With only five weeks left in the NFL regular season, the race for the NFL MVP Award seems to be down to just two players; Lamar Jackson of the Baltimore Ravens and Russell Wilson of the Seattle Seahawks. These are two perfectly reasonable choices; both are having excellent statistical seasons, both are leading teams that are among the best in the NFL, and both play an integral role in their team’s success. There’s just one problem with it being a two-man race; Michael Thomas of the New Orleans Saints meets all of those criteria, too.
Thomas’s Saints are 9-2 just like Jackson’s Ravens and Wilson’s Seahawks are coming into Week 13. And statistically, Thomas has a far wider edge over his peers at wide receiver than Lamar Jackson and Russell Wilson have over their peers at quarterback. So why does the NFL MVP betting board have Jackson at -300 (bet $300 to win $100), Wilson at +300 (bet $100 to win, and Michael Thomas as a huge long shot at +3300 ($100 to win $3300)?
Thomas’s lack of touchdowns could be the reason
Michael Thomas has been the best wide receiver in football this season, and it isn’t particularly close. Through his first 11 games, Thomas has 104 catches for 1,242 yards. He sits 23 catches ahead of DeAndre Hopkins (who ranks second in the NFL with 81 catches) and 171 receiving yards ahead of Chris Godwin (who ranks second in the NFL with 1,071 receiving yards).
Thomas is so thoroughly dominating his peers at wideout this season that he could take a game off this season and still in all likelihood finish atop the NFL in catches and receiving yards. He is currently on pace for 1,807 receiving yards (which would be the fifth-highest single-season total in NFL history) and 151 receptions, which would easily snap Marvin Harrison’s all-time record of 143 catches set back in 2002.
But for all of these incredible stats, Michael Thomas has only six touchdown receptions on the season. He is tied with 10 other players who also have six touchdown catches in 2019. Thomas is on pace to finish with only nine touchdown receptions, miles behind Randy Moss’s all-time mark of 23 set back in 2007.
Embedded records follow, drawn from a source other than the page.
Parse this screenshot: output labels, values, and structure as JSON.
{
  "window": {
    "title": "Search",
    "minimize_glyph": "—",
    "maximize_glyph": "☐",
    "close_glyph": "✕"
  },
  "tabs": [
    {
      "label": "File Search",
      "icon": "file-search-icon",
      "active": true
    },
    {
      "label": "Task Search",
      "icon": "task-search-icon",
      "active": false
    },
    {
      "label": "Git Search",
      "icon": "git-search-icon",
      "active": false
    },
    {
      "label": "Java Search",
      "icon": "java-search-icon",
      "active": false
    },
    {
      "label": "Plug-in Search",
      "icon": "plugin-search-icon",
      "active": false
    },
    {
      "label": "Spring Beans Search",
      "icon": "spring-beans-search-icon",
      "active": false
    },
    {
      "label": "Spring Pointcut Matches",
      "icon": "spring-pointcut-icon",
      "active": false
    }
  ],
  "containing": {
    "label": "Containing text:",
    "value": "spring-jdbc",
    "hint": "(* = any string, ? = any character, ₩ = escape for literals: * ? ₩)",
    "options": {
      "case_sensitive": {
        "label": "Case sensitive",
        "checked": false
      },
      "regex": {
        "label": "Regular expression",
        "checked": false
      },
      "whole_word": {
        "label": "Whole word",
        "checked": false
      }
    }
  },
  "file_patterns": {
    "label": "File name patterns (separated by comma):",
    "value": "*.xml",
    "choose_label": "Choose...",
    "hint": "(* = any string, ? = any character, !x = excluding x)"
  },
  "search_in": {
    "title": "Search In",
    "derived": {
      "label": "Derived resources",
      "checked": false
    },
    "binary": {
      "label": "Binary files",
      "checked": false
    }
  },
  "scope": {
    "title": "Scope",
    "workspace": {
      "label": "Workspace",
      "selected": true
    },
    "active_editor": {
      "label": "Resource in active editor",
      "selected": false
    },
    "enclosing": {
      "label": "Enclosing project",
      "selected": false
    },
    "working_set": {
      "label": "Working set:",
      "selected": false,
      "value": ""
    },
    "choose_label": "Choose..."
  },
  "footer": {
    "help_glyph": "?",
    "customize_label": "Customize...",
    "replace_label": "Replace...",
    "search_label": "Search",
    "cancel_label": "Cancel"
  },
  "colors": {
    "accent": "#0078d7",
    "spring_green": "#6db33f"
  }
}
Can the league’s most valuable player only be directly responsible for nine touchdowns in a season?
This type of thinking misses the point
If Lamar Jackson of Russell Wilson wins NFL MVP, it won’t be as if Michael Thomas got robbed. Jackson and Wilson are tied for the NFL lead in touchdown passes with 24 apiece, are both ranked in the top three in passer rating, and are both ranked in the top four in quarterback rating. Lamar Jackson has also added a ton of production in the running game with 876 rushing yards and six touchdowns, which is what has separated him from Wilson thus far.
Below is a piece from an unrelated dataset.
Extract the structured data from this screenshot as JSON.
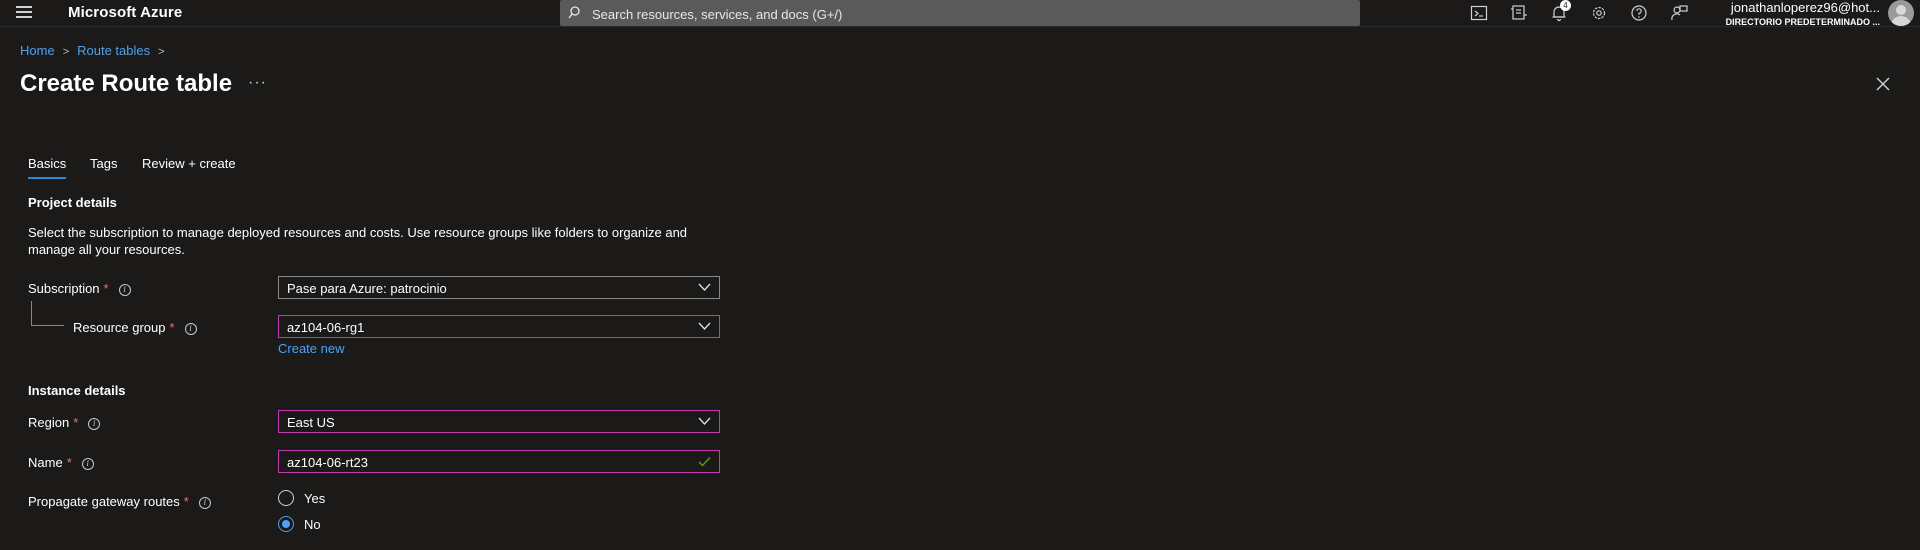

But if we are going to nitpick and throw Michael Thomas out based on one category, why don’t we do the same for Jackson and Wilson? Russell Wilson ranks 11th in the NFL in passing yards with 267 per game and Lamar Jackson ranks 24th in the NFL with 220.6 passing yards per game. Should an NFL MVP quarterback ever land outside of the top 10 in passing yards league-wide? Outside of the top 20, in Lamar Jackson’s case?
And the answer is, of course, that one or two statistical categories shouldn’t disqualify a player, at any position. All three of these guys have led their teams to 9-2 seasons, and all three have been the most valuable player on their respective teams. And all of them have a legitimate case for the top spot.
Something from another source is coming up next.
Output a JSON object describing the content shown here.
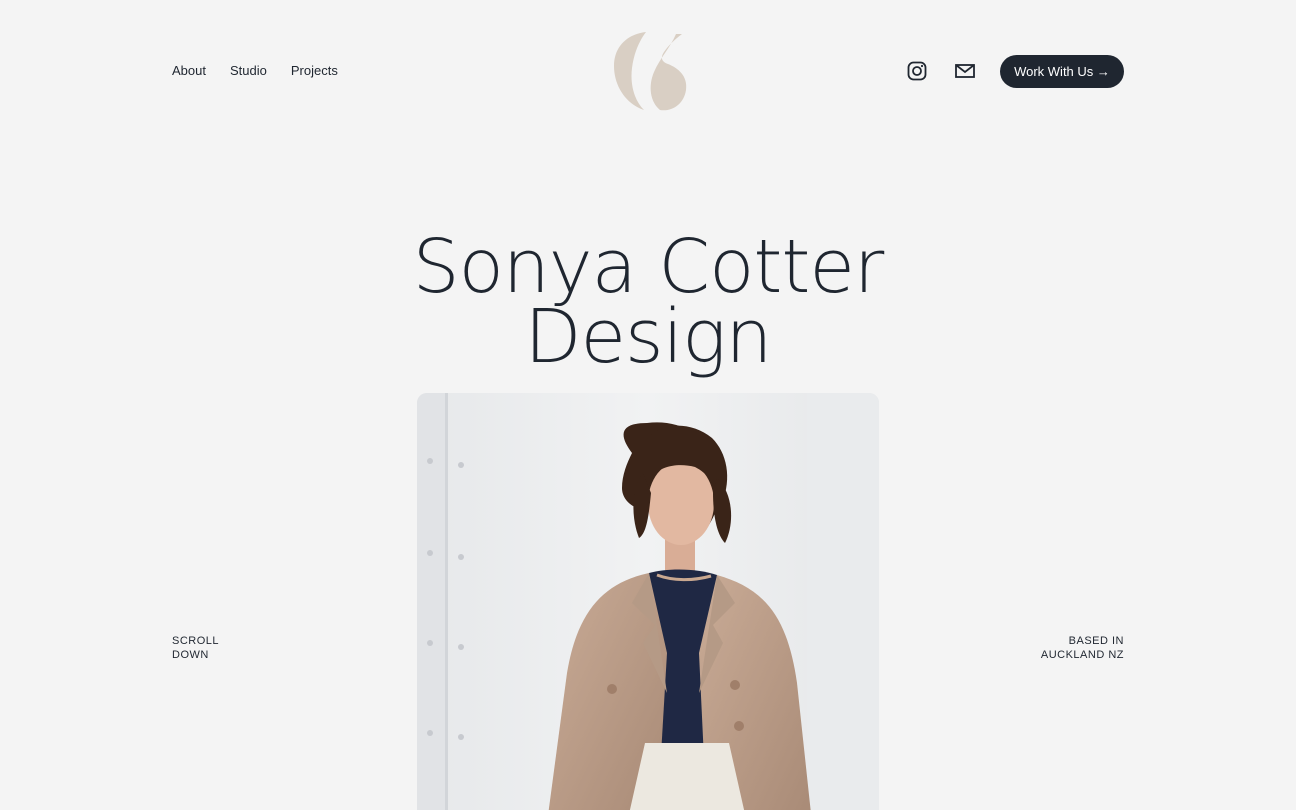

What makes Michael Thomas’s season truly unique
A quarterback has won NFL MVP in 11 of the last 12 seasons and in each of the last eight. It’s the most important position on the team, it’s almost always the team leader; it makes sense.
No wide receiver has ever won MVP, and this also makes sense, as an MVP-caliber season for a wideout is likely also to be shared with his quarterback. Case in point when Randy Moss set the all-time single-season record with 24 touchdown catches to go along with 98 catches for 1,493 receiving yards, Tom Brady was his quarterback. Brady had 4,806 passing yards and 50 passing touchdowns that year, and he’s the one that ended up with the award.
Michael Thomas is on pace for one of the greatest seasons in NFL history, and he’s doing so in a year that he has played over five games with his team’s backup quarterback in Teddy Bridgewater. In the five games that Bridgewater started, Thomas still managed to average 8.4 receptions and 110.2 yards per game. Best yet, the Saints went 5-0 in those five games.
At the wide receiver position, does it get any more valuable than this?